Among other things, my wife is an accomplished poet. From the sidelines I've
noticed that there are a lot of similarities between the poetry and photography
communities; anyone with a pen and paper and enough attitude can call themselves
a poet just like anyone with a camera and enough confidence can call themselves
The attitude that drives me crazy among wannabe poets is the one that goes
something like this: I don't want to read poetry, or study other poets,
because education will taint my unique, pure voice. What a pile of
horse manure! If all you've ever read is bad poetry then that is all you are
ever likely to write. If you are ignorant of the history, the different movements,
styles and the major players within the world of poetry then you are not aware
of what is possible.
Exactly the same attitude exists and argument can be applied to photographers
(and photobloggers). Owning a camera, even a really nice one, even a really
expensive one does not make you a photographer. There are many, many more idiots
than there are idiot savants. Savant without the idiot prefix
means a learned person, a scholar which one can aspire to be through self-education.
I'm not talking here about learning the details of exposure, aperture and f-stops
and the the like although a photographer should be aware of the mechanics and
physics of the craft of photograph. I'm talking about learning about the art
of photography by studying those who preceded you.
The old cliche "I don't know art, but I know what I like" is
redundant, if it was ever valid in the first place. If you haven't been exposed
to art how can you know what you like? The same is true specifically for photography;
if you don't know which iconic photographers and photographs you like, and,
equally, which you don't like and (more importantly) why, how do you know what
you want to do within the photographic field?
This rant is triggered by a situation I was made aware of this week, of a
photo critique group on flickr, who rejected
a critically acclaimed HCB image for not being up to their standards.

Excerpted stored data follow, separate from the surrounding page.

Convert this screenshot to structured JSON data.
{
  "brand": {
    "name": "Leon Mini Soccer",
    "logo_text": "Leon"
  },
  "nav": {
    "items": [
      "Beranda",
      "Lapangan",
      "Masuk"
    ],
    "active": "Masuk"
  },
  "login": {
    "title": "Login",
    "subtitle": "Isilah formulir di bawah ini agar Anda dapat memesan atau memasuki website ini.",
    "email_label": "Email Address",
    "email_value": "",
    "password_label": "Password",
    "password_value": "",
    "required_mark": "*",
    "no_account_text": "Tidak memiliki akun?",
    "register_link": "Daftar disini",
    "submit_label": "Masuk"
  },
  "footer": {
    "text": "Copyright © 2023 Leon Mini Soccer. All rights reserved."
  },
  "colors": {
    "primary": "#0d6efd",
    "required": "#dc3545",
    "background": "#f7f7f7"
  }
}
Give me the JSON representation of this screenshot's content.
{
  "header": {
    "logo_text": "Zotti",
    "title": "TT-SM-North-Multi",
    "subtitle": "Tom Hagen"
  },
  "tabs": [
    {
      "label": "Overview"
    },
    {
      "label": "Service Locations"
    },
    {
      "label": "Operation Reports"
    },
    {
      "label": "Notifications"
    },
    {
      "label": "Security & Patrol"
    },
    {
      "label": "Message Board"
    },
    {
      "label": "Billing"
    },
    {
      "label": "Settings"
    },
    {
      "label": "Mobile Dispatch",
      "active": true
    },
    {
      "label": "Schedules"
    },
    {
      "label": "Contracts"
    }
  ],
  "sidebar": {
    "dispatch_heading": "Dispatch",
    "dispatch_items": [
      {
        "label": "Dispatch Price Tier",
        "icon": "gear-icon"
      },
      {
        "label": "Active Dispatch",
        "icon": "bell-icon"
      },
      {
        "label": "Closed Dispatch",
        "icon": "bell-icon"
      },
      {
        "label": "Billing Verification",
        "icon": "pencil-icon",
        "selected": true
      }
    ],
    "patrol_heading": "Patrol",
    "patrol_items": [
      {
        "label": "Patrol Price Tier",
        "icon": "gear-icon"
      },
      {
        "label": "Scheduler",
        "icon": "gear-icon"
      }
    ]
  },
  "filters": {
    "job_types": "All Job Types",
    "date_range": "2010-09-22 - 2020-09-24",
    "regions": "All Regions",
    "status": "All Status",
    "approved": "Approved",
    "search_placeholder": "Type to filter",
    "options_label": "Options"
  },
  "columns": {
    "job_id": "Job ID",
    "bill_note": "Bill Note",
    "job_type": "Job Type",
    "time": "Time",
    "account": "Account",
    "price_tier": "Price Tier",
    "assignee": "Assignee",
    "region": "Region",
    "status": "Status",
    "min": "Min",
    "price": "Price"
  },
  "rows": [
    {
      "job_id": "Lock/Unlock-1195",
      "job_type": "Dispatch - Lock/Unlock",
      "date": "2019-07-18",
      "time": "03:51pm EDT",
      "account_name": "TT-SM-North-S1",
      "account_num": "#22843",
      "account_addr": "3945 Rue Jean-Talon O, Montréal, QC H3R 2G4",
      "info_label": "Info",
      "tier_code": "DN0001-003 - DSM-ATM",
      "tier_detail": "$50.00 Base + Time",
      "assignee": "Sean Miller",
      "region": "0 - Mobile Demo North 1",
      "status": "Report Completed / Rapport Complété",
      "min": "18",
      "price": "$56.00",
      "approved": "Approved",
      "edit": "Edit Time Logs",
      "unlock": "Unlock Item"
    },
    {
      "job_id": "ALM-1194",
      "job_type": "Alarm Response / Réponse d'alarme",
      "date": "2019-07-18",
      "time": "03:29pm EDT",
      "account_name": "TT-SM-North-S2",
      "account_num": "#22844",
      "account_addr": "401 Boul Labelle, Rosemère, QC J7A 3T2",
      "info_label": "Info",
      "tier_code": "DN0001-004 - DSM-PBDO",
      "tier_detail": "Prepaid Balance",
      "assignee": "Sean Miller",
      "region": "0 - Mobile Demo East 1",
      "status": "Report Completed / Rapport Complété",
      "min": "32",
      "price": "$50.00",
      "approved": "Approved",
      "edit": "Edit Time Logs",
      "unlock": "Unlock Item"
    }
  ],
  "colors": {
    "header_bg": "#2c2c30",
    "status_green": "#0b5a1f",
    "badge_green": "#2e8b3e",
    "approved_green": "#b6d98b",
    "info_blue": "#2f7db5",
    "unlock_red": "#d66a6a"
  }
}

Even when it was brought to their attention that this was an iconic image they
were judging most of the online mob would not retract their damnation of a
master's work. Let's put aside that these amateur critics did not recognize
the image immediately. Let's also put aside that some of these photographers
carry expensive equipment with red stripes on their lenses. They should know
better if they are setting themselves up as arbiters of what is a good and
a bad photograph. They make all us wired photographers look ridiculous and
Getting a little art schooling is not hard or expensive; it should be a joy.
Personally I have probably spent more art photography books than I have on
equipment but that doesn't need to be the case. Most libraries have at least
a handful of photography monographs and a volume of two on photo history. If
you want to own your own books, there alternatives to buying them at retail
price - exploring half.com online, and my local secondhand book sellers in
person, is a great way to find bargains and build a collection that you can
go back to. Many museums and galleries have at least one evening a month when
entrance is free - seeing prints in the flesh is a totally different experience
than seeing images in a book and massively superior to seeing them online.
Most of us don't time to go to college to attend a semester of "The History
of Photography" but at
least one lecture has made his class available as a podcast. There are
even some great documentaries available on DVD on certain photographers that
you can rent. These activities do take a little
time and commitment but I guarantee you will get more out them than you
would spending more time on that forum arguing why Nikon is better than Canon
or visa versa.
I'm not some photography snob or elitist. Art needn't be inaccessible
or aloof (despite what some artists and critics seem to think). Pre-digital
photography is not irrelevant. If you don't know the work of HCB it is time
to hit the books. It will make you a better photographer.